Taking climate change seriously demands finding ways to wind down the fossil fuel economy. With something like this, you can’t “have your cake and eat it too”. However much you might invest in clean energy (and it’s true the Biden administration invested a lot), if that investment is being directly counteracted by significant increases in the production and consumption of fossil fuels, then what’s the point?
We’ve had years of “climate wars” and “climate elections”. This time it was different. This was, when it comes to the climate, a “what’s the point?” election. We shouldn’t be overly surprised. When—despite what the scientists have been saying for decades and despite their own green rhetoric—those in power continually send the message that it’s not only okay but commendable to continue to expand the fossil fuel economy, it’s only natural that some would start to question whether climate change is really worth worrying about.
Donald Trump, of course, was only too happy to capitalise on this sentiment. Unlike the Democrats, Trump has always been very open about his enthusiasm for fossil fuels and disdain for climate science. During his campaign he promised to “terminate the green new scam, one of the great scams in history”, and scoffed at the prospect of sea level rises, saying “Who the hell cares?” and joking, in an interview with Elon Musk, that “you’ll have more oceanfront property”.
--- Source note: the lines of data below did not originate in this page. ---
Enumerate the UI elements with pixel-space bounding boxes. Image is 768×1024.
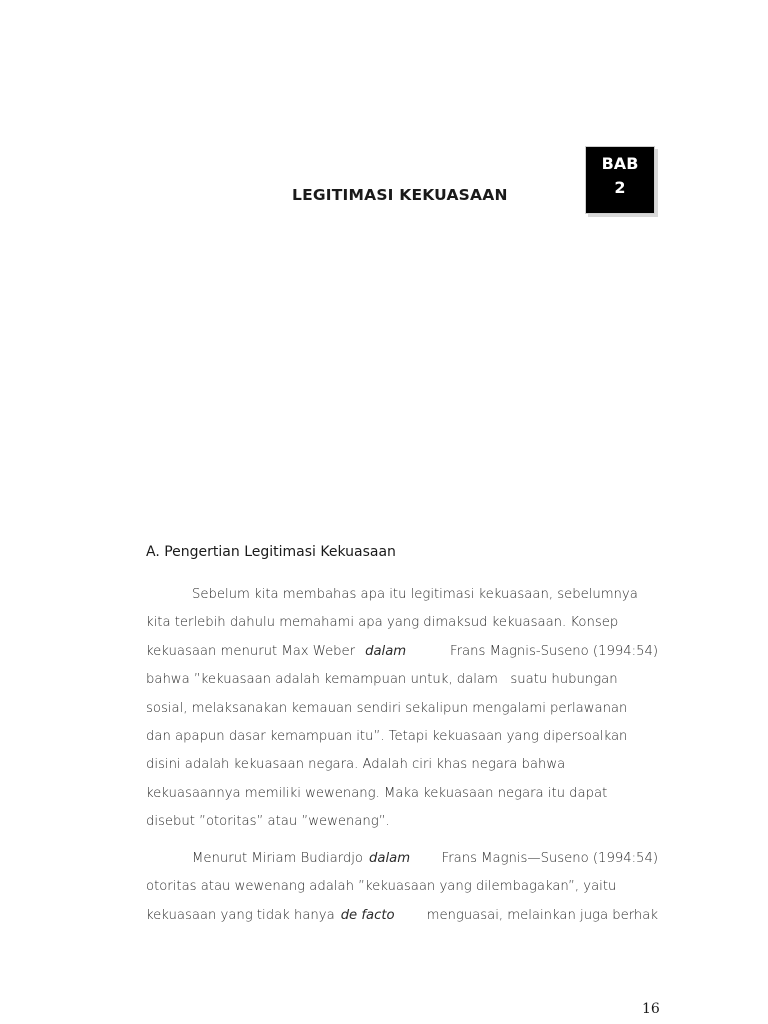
paragraph-line: [146, 695, 658, 723]
paragraph-text: menguasai, melainkan juga berhak: [426, 907, 658, 923]
paragraph-line: [146, 666, 658, 694]
paragraph-text: dan apapun dasar kemampuan itu”. Tetapi kekuasaan yang dipersoalkan: [146, 728, 628, 744]
paragraph-text: kekuasaan menurut Max Weber: [146, 643, 356, 659]
paragraph-line: [146, 751, 658, 779]
paragraph-text: bahwa ”kekuasaan adalah kemampuan untuk, dalam suatu hubungan: [146, 672, 618, 688]
paragraph-line: [146, 723, 658, 751]
paragraph-text: Frans Magnis—Suseno (1994:54): [441, 851, 658, 866]
paragraph-1: [146, 581, 658, 837]
paragraph-line: [146, 873, 658, 901]
paragraph-line: [146, 808, 658, 836]
paragraph-text: Menurut Miriam Budiardjo: [192, 851, 363, 866]
paragraph-line: [146, 780, 658, 808]
chapter-title: LEGITIMASI KEKUASAAN: [292, 186, 508, 204]
paragraph-text-italic: dalam: [365, 643, 407, 659]
paragraph-text: disebut ”otoritas” atau ”wewenang”.: [146, 814, 390, 830]
paragraph-text-italic: dalam: [369, 851, 411, 866]
paragraph-line: [146, 845, 658, 873]
paragraph-text: kekuasaan yang tidak hanya: [146, 907, 335, 923]
section-heading: A. Pengertian Legitimasi Kekuasaan: [146, 544, 396, 560]
chapter-badge-label: BAB: [601, 154, 639, 173]
paragraph-text: kekuasaannya memiliki wewenang. Maka kekuasaan negara itu dapat: [146, 785, 608, 801]
chapter-badge: [585, 146, 655, 214]
paragraph-line: [146, 581, 658, 609]
paragraph-line: [146, 902, 658, 930]
paragraph-text: disini adalah kekuasaan negara. Adalah ciri khas negara bahwa: [146, 757, 566, 773]
paragraph-2: [146, 845, 658, 930]
chapter-badge-number: 2: [614, 178, 626, 197]
paragraph-line: [146, 638, 658, 666]
paragraph-text-italic: de facto: [340, 907, 395, 923]
paragraph-line: [146, 609, 658, 637]
paragraph-text: kita terlebih dahulu memahami apa yang dimaksud kekuasaan. Konsep: [146, 615, 619, 631]
paragraph-text: Sebelum kita membahas apa itu legitimasi kekuasaan, sebelumnya: [192, 587, 638, 602]
page-number: 16: [642, 1001, 660, 1017]
paragraph-text: sosial, melaksanakan kemauan sendiri sekalipun mengalami perlawanan: [146, 700, 628, 716]
paragraph-text: Frans Magnis-Suseno (1994:54): [450, 643, 658, 659]
paragraph-text: otoritas atau wewenang adalah ”kekuasaan yang dilembagakan”, yaitu: [146, 879, 617, 895]
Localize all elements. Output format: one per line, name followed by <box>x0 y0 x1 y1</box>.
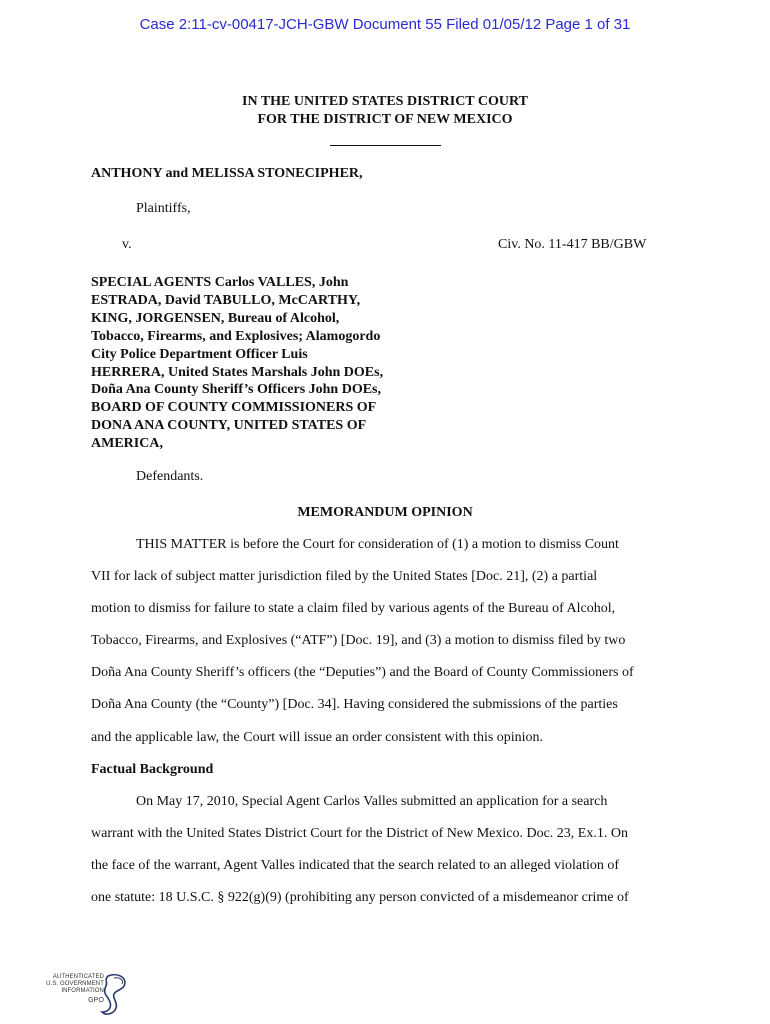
gpo-authenticated-logo <box>40 972 136 1018</box>
defendants-line: Doña Ana County Sheriff’s Officers John DOEs, <box>91 382 381 398</box>
defendants-line: ESTRADA, David TABULLO, McCARTHY, <box>91 292 361 308</box>
logo-text-line: AUTHENTICATED <box>52 974 104 980</box>
eagle-icon <box>100 972 130 1018</box>
paragraph-1-line: Doña Ana County Sheriff’s officers (the “Deputies”) and the Board of County Commissioners of <box>91 665 634 680</box>
defendants-line: KING, JORGENSEN, Bureau of Alcohol, <box>91 310 340 326</box>
logo-text-line: GPO <box>88 997 104 1004</box>
defendants-line: DONA ANA COUNTY, UNITED STATES OF <box>91 418 367 434</box>
document-title: MEMORANDUM OPINION <box>297 505 473 520</box>
defendants-line: AMERICA, <box>91 436 163 452</box>
paragraph-1-line: THIS MATTER is before the Court for consideration of (1) a motion to dismiss Count <box>136 537 619 552</box>
caption-divider <box>330 145 441 146</box>
plaintiffs-label: Plaintiffs, <box>136 201 191 216</box>
paragraph-2-line: the face of the warrant, Agent Valles indicated that the search related to an alleged violation of <box>91 858 620 873</box>
logo-text-line: INFORMATION <box>61 988 104 994</box>
defendants-line: Tobacco, Firearms, and Explosives; Alamogordo <box>91 328 381 344</box>
paragraph-2-line: On May 17, 2010, Special Agent Carlos Valles submitted an application for a search <box>136 794 608 809</box>
paragraph-1-line: Tobacco, Firearms, and Explosives (“ATF”) [Doc. 19], and (3) a motion to dismiss filed by two <box>91 633 626 648</box>
versus-label: v. <box>122 237 132 252</box>
court-name-line-2: FOR THE DISTRICT OF NEW MEXICO <box>257 112 513 127</box>
paragraph-2-line: warrant with the United States District Court for the District of New Mexico. Doc. 23, Ex.1. On <box>91 826 628 841</box>
section-heading: Factual Background <box>91 762 214 777</box>
defendants-block <box>91 274 411 453</box>
defendants-line: City Police Department Officer Luis <box>91 346 308 362</box>
paragraph-1-line: VII for lack of subject matter jurisdiction filed by the United States [Doc. 21], (2) a partial <box>91 569 598 584</box>
logo-text-line: U.S. GOVERNMENT <box>46 981 104 987</box>
paragraph-1-line: motion to dismiss for failure to state a claim filed by various agents of the Bureau of Alcohol, <box>91 601 616 616</box>
defendants-label: Defendants. <box>136 469 204 484</box>
paragraph-1-line: and the applicable law, the Court will issue an order consistent with this opinion. <box>91 730 544 745</box>
defendants-line: HERRERA, United States Marshals John DOEs, <box>91 364 384 380</box>
court-name-line-1: IN THE UNITED STATES DISTRICT COURT <box>242 94 528 109</box>
paragraph-2-line: one statute: 18 U.S.C. § 922(g)(9) (prohibiting any person convicted of a misdemeanor crime of <box>91 890 629 905</box>
defendants-line: SPECIAL AGENTS Carlos VALLES, John <box>91 275 349 290</box>
plaintiffs-names: ANTHONY and MELISSA STONECIPHER, <box>91 166 363 181</box>
paragraph-1-line: Doña Ana County (the “County”) [Doc. 34]. Having considered the submissions of the parties <box>91 697 618 712</box>
defendants-line: BOARD OF COUNTY COMMISSIONERS OF <box>91 400 377 416</box>
case-header-stamp: Case 2:11-cv-00417-JCH-GBW Document 55 Filed 01/05/12 Page 1 of 31 <box>139 16 631 33</box>
civil-case-number: Civ. No. 11-417 BB/GBW <box>498 237 647 252</box>
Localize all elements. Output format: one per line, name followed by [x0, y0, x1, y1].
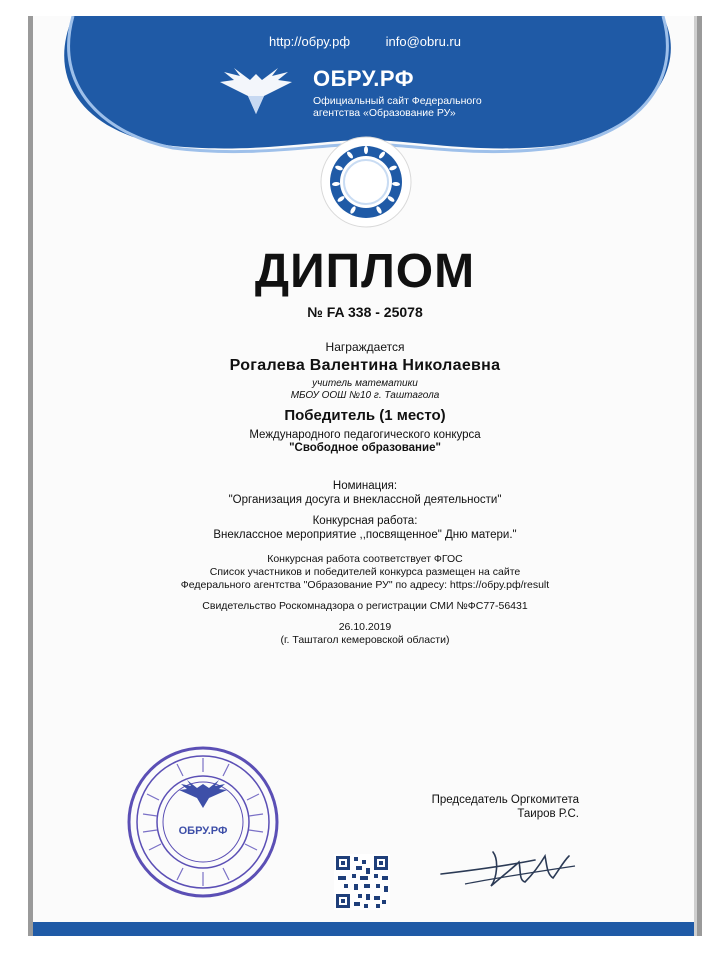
brand-desc-line1: Официальный сайт Федерального	[313, 95, 482, 107]
laurel-medal-icon	[320, 136, 412, 228]
stamp-center-text: ОБРУ.РФ	[178, 825, 228, 837]
brand-name: ОБРУ.РФ	[313, 66, 415, 91]
fgos-line3: Федерального агентства "Образование РУ" по адресу: https://обру.рф/result	[180, 579, 550, 591]
top-links	[33, 34, 697, 49]
work-value: Внеклассное мероприятие ,,посвященное" Дню матери."	[213, 529, 517, 541]
chairman-name: Таиров Р.С.	[517, 808, 579, 820]
smi-registration: Свидетельство Роскомнадзора о регистрации СМИ №ФС77-56431	[202, 600, 528, 612]
issue-date: 26.10.2019	[338, 621, 392, 633]
work-label: Конкурсная работа:	[312, 515, 418, 527]
diploma-number: № FA 338 - 25078	[307, 304, 423, 320]
site-url-link[interactable]: http://обру.рф	[269, 34, 351, 49]
recipient-position: учитель математики	[312, 378, 418, 389]
fgos-note	[33, 553, 697, 592]
eagle-logo-icon	[218, 66, 294, 116]
bottom-bar	[33, 922, 697, 936]
contest-name: "Свободное образование"	[289, 442, 441, 454]
brand-description	[313, 95, 482, 119]
official-stamp	[125, 744, 281, 900]
recipient-school: МБОУ ООШ №10 г. Таштагола	[290, 390, 440, 401]
nomination-label: Номинация:	[332, 480, 398, 492]
chairman-title: Председатель Оргкомитета	[431, 794, 579, 806]
diploma-content	[33, 244, 697, 646]
contest-label: Международного педагогического конкурса	[249, 429, 481, 441]
issue-city: (г. Таштагол кемеровской области)	[280, 634, 450, 646]
nomination-value: "Организация досуга и внеклассной деятельности"	[228, 494, 502, 506]
recipient-name: Рогалева Валентина Николаевна	[229, 357, 501, 374]
chairman-block	[432, 793, 579, 821]
handwritten-signature	[435, 826, 585, 896]
awarded-label: Награждается	[325, 340, 405, 354]
fgos-line1: Конкурсная работа соответствует ФГОС	[267, 553, 463, 565]
certificate-frame	[28, 16, 702, 936]
qr-code-icon[interactable]	[334, 854, 390, 910]
award-place: Победитель (1 место)	[284, 407, 446, 424]
diploma-title: ДИПЛОМ	[254, 245, 476, 298]
email-link[interactable]: info@obru.ru	[385, 34, 461, 49]
brand-desc-line2: агентства «Образование РУ»	[313, 107, 456, 119]
fgos-line2: Список участников и победителей конкурса размещен на сайте	[209, 566, 521, 578]
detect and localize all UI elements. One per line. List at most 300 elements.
Trump sought to link the Democrats’ climate initiatives to the inflationary wave that hit the US and much of the rest of the world in the aftermath of the COVID-19 pandemic. The Biden administration, he said in July in his speech to the Republican National Convention, has “spent trillions of dollars on things having to do with the green new scam, and that’s caused tremendous inflationary prices”. He promised to “drill, baby, drill” to lower the cost of energy for US consumers.
The Democrats had no real answer to this. Having established that they too were enthusiasts for the “drill, baby, drill” mentality, they could hardly turn around and denounce Trump for it. So, by and large, they remained silent. This strategy, predictably, didn’t work well. While Trump supporters were thinking “What’s the point of action on climate change?”, many potential Democrat supporters were thinking “What’s the point of voting?”. Millions of those who had voted for Joe Biden in 2020 stayed home this time. The Democrats’ promise of a “Trump-lite” administration inspired few.
Last time he was in power, Trump implemented a range of policies favourable to the fossil fuel industry—including reversing or rolling back almost 100 environmental regulations related to things like carbon dioxide emissions from power plants and cars. He also withdrew the US from the Paris Agreement, a (theoretically at least) legally binding international treaty committing countries that signed up to it to reduce greenhouse gas emissions. His second term in the White House is likely to bring more of the same.
“That things ‘just go on’ is the catastrophe”, Walter Benjamin once wrote. “It is not that which is approaching but that which is.” Another four years of Trump is no new catastrophe for the planet. The catastrophe was already here. The terrifying thing is that this election will reinforce the tendency for people in countries like the US and Australia to think “What’s the point in trying to do anything about it?”